Even worse, the deal’s critics in Cabinet warn that in order to minimise the regulatory gap between Northern Ireland and Great Britain, and trade frictions between Dover and Calais, the UK is likely to remain very closely aligned to the EU’S single market rules for the duration.

This has been described as “vassalage”, since the UK will have no say over these EU rules which can be used by German and French industrial lobbies to hurt UK interests.

Dominic Raab, the Brexit secretary, had initially demanded the right for the UK to “unilateral­ly” pull out of this arrangemen­t, but the EU is clear this would entail leaving Northern Ireland stuck in Europe’s regulatory orbit – something Mrs May is clear is unacceptab­le. It now looks as if this “backstop to the backstop” has been subsumed into a single backstop – something No 10 will cite as a victory – but the fundamenta­l question remains: if Great Britain walks away from its customs union, does it leave Northern Ireland behind in theirs?

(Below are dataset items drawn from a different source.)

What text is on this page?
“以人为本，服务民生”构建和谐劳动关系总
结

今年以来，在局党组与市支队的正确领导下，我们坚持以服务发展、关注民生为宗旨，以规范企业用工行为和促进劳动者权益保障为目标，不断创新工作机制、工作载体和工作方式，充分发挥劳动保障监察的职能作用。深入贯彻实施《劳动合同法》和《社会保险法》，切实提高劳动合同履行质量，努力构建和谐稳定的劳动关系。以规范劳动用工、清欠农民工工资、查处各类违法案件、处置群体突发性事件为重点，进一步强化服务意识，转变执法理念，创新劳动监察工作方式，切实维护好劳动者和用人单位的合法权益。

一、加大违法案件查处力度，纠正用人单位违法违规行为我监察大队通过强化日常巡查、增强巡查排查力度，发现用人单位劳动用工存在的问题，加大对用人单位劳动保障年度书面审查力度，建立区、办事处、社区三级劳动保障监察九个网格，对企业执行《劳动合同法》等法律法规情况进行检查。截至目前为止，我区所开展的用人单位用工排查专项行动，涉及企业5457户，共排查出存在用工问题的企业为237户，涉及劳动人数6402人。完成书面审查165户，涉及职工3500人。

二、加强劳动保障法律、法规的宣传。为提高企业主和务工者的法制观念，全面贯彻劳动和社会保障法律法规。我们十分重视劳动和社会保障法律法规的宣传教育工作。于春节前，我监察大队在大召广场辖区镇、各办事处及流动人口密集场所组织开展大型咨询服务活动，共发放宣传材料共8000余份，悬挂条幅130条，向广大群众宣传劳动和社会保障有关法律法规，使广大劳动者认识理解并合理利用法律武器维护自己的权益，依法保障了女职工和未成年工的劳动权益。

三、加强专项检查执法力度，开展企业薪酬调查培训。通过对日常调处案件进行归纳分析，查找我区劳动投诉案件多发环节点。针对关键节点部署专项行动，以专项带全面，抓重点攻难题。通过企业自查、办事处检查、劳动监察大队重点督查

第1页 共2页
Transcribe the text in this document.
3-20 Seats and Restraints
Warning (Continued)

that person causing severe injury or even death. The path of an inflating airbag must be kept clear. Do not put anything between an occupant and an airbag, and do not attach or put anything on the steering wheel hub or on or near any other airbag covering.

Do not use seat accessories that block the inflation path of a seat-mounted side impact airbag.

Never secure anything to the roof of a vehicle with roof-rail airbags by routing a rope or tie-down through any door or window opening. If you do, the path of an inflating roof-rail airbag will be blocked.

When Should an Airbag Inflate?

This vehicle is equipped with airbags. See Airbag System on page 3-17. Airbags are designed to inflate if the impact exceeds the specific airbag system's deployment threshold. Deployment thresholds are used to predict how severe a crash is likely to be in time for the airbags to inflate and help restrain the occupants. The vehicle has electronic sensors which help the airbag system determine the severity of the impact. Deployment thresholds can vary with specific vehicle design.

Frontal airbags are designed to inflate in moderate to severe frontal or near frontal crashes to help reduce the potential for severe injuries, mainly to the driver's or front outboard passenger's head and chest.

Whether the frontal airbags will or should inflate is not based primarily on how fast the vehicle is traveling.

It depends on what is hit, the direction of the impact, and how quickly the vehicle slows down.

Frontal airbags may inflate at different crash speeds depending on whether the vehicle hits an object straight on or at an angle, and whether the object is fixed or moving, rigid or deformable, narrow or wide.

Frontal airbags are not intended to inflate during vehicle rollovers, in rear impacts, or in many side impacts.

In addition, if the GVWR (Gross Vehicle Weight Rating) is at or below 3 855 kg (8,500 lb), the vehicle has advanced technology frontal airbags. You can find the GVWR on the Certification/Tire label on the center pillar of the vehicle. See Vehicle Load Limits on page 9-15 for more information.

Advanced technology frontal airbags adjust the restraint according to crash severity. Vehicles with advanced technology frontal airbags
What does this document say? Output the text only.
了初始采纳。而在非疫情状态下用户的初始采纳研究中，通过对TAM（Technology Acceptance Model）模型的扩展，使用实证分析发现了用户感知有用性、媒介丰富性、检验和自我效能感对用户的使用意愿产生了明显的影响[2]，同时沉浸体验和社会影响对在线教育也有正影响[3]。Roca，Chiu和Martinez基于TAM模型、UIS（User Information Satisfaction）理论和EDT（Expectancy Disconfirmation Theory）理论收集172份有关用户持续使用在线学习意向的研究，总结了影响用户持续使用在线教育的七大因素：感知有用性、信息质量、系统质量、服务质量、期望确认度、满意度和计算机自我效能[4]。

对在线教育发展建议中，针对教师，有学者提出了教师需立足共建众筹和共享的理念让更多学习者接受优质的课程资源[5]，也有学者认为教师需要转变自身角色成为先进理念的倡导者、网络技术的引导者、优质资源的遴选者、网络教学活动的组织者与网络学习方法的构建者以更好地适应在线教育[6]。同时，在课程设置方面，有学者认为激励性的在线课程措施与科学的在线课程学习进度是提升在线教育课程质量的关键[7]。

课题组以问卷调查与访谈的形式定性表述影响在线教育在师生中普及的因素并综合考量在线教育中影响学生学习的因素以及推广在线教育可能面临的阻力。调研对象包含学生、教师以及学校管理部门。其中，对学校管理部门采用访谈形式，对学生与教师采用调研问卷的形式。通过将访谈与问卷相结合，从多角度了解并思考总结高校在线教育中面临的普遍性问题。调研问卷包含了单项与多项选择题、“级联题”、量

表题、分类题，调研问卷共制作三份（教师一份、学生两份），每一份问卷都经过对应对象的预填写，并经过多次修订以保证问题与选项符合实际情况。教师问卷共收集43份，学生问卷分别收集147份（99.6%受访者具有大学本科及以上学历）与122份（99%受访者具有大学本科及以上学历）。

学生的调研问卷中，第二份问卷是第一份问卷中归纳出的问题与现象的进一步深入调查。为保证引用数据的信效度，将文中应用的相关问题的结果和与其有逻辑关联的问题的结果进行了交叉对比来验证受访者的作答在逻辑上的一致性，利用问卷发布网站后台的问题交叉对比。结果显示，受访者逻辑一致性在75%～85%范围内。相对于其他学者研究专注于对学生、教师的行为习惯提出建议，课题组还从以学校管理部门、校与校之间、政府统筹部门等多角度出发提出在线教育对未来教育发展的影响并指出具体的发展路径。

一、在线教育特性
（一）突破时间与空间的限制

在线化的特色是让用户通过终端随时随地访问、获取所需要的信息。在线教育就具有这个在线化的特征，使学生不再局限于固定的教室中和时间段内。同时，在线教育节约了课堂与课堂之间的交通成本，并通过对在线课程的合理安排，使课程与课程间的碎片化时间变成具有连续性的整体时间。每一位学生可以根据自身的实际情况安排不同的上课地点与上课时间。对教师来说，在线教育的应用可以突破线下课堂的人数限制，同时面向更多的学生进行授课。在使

Sources on both sides say the deal will contain a “review mechanism” through which the UK can complain that the EU is not doing enough to deliver on the trade deal that would set them “free”. But will this be worth the paper it’s written on?

Geoffrey Cox, the Attorney General, has talked of an arbitratio­n panel to break any EU-UK impasse, but EU sources are adamant that such panels (which do feature in the governance of other parts of the Withdrawal Agreement) cannot settle political disputes of this nature.

Questions of interpreti­ng EU law can only be settled by the European Court of Justice, while such panels can then only address narrow questions over whether or not an agreed treaty has been fairly interprete­d.

As one source close to the talks puts it: “How do you decide who is dragging their feet on a unicorn hunt?”

So however artfully constructe­d this deal text is, it will still need to answer that basic point: is the UK free to terminate the backstop and, if it does, where does that leave Northern Ireland?

As Leo Varadkar, the Irish Taoiseach, said yesterday, whether it’s a “double backstop, a backstop to the backstop or a hybrid backstop” the point is whether or not it legally binds the UK not to create a hard border in Ireland.

If that is the case, then however Mrs May tries to sugar the pill, this deal may yet prove a hard one to swallow.